I'm still rewriting this.
There is a link between what I sometimes refer to as the 'real' -meaning principled- left, and the conservative right. There is nothing new in admitting it. Liberals, on the other hand, and to put them in the least charitable light, want to have their cake and eat it too. They want the power and be liked for it.
Liberals are interested in freedom, their own and by extension, and most often only as extension, the freedom of others. The Left on the other hand sees capitalism as a fragmenting of social order; regardless of its benefits, after a brief flowering, the result is atomization and destruction. By such a definition, health, welfare, and education are more important freedoms than the one of economic independence.
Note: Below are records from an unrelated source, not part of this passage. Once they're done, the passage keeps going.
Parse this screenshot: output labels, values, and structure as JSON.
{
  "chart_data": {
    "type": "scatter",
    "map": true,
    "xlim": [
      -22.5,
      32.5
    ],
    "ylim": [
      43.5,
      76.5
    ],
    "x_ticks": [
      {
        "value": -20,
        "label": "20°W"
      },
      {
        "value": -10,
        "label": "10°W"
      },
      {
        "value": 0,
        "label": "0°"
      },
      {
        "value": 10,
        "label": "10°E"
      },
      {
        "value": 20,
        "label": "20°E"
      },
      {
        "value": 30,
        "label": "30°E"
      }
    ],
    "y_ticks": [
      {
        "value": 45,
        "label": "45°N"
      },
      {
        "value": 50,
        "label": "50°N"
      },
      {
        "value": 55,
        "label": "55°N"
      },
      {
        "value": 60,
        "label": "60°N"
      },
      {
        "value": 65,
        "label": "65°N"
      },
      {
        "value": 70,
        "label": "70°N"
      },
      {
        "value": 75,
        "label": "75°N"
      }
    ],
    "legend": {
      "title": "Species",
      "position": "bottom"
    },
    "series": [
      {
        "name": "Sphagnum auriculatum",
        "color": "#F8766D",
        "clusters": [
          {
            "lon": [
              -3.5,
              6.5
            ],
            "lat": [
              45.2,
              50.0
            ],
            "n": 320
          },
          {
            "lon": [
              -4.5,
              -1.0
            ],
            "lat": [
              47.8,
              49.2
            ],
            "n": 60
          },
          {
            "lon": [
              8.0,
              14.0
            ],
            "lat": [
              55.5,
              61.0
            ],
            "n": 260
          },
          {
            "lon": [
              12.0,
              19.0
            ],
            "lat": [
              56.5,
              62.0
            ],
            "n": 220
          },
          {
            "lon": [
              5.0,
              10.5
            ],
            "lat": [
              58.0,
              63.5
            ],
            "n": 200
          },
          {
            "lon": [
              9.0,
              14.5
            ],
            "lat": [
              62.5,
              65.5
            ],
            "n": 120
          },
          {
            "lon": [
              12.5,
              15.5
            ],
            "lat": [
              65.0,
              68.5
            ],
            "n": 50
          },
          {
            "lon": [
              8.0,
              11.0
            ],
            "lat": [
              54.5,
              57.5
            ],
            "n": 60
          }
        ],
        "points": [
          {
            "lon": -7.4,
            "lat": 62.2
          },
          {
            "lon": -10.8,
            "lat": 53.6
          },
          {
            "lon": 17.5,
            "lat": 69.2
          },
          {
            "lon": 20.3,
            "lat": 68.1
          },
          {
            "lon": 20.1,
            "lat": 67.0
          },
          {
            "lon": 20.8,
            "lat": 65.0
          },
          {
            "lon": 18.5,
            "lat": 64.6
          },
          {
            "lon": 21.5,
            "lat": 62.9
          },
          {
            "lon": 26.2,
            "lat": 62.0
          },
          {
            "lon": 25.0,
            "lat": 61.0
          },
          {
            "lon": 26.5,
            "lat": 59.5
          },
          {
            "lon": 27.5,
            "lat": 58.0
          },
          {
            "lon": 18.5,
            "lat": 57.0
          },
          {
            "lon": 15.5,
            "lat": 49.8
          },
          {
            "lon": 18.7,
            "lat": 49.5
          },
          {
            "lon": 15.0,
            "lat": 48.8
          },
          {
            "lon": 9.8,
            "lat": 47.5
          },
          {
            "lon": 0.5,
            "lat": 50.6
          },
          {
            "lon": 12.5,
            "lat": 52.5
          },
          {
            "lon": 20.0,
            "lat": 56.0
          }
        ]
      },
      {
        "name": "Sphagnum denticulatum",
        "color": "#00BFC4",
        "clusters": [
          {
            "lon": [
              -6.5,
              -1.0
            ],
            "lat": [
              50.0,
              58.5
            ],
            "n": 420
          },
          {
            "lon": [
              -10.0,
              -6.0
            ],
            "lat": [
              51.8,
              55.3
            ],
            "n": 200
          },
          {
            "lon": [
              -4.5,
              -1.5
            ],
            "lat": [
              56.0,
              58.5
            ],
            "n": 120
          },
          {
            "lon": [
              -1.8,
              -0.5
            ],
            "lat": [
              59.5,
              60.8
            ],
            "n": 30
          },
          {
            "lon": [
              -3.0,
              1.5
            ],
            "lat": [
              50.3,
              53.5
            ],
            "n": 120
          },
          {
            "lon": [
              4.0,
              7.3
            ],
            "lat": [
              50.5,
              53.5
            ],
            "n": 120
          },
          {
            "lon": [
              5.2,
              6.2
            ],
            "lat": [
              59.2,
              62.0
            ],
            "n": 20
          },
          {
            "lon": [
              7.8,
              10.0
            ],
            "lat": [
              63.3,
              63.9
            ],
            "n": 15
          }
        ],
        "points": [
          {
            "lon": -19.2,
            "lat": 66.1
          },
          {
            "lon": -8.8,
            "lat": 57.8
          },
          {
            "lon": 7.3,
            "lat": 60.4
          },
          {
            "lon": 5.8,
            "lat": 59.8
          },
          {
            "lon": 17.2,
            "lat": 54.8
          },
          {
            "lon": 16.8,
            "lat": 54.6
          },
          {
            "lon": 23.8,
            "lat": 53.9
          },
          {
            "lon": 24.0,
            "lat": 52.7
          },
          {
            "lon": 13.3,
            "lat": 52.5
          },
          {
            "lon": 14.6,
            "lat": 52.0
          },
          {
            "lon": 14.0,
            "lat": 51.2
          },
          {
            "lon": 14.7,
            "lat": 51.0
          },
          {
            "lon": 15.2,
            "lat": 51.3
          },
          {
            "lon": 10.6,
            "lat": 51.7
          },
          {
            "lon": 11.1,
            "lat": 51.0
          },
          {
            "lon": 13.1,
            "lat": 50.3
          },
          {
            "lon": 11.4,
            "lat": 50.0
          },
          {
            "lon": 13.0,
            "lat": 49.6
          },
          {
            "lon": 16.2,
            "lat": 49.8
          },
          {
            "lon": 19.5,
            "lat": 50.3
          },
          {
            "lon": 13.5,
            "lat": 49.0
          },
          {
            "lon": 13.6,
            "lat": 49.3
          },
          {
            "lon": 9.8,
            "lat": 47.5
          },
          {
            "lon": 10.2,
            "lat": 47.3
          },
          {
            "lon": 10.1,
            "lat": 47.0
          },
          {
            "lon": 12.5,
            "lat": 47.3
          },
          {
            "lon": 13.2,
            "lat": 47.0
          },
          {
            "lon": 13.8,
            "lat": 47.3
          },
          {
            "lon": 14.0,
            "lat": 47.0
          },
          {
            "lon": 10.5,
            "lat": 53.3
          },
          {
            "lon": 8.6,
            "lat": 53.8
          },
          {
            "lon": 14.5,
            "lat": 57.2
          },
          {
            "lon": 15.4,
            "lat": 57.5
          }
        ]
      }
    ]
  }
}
I am not interested in economic freedom. I don't want to be wealthy, and I find the desire in others distasteful. The idea that I can or should hire someone else to clean my bathroom floor I find offensive. Private accumulation is inevitable, but that doesn't mean I have to celebrate it; on the contrary, it needs to be controlled and regulated. But then again most shopkeepers don't want to go around gobbling up their competetion, so there should be nothing really abnormal or about my opinion. Still, in this country many people, whether they are educated or not defend desires in strangers that in they shy away from or even abhor in their own lives.
To a principled conservative, however, freedom is at least as problematic as it is to a leftist. A conservative after all wants stability, and capitalism prides itself on being the opposite. In the best of times it works by 'creative' distruction; even if the surface is calm, it's always churning below. Neoconservativism is famous for papering over such conflicts. Because of this, I've enjoyed reading Sub Judice.
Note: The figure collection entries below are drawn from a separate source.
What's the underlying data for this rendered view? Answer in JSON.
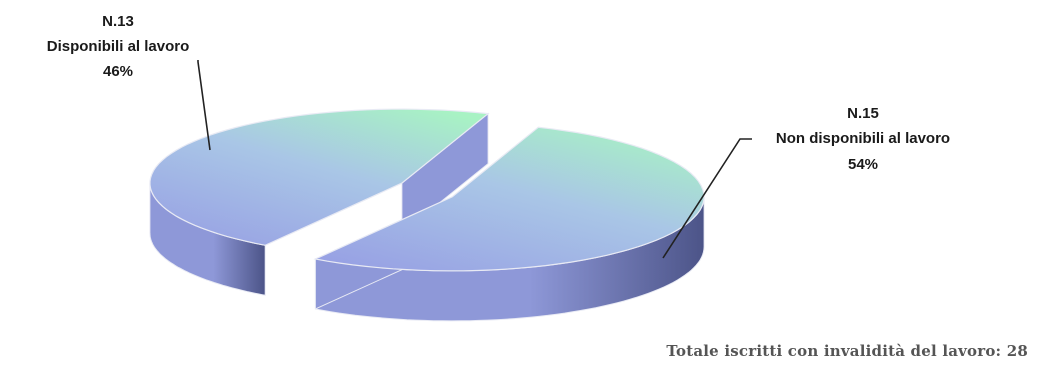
{
  "chart_data": {
    "type": "pie",
    "title": "",
    "slices": [
      {
        "count_label": "N.13",
        "name": "Disponibili al lavoro",
        "value": 13,
        "percent_label": "46%",
        "exploded": true
      },
      {
        "count_label": "N.15",
        "name": "Non disponibili al lavoro",
        "value": 15,
        "percent_label": "54%",
        "exploded": true
      }
    ],
    "total": 28,
    "colors": {
      "top_light": "#a8f2c4",
      "top_mid": "#a9c6e6",
      "top_dark": "#98a2e4",
      "side_light": "#8e98d8",
      "side_dark": "#4c5488",
      "outline": "#e8eaf4",
      "leader": "#222222"
    }
  },
  "footer": {
    "total_text": "Totale iscritti con invalidità del lavoro: 28"
  }
}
The contradiction conservatives in capitalist cultures face is simple: if they are conservatives by sensibility, and not merely in the service of shallow self interest- the kind republicans enjoy and which gives liberals such tsuris, then they would be as conservative, and as principled - and maybe even happier- somewhere else. Plainsman is caught in a dilemma. On one level he might enjoy the debates going on in Tehran right now. On another level the limits on freedom would disturb him. He can't make up his mind between self interest and principle. It's interesting to watch the back and forth.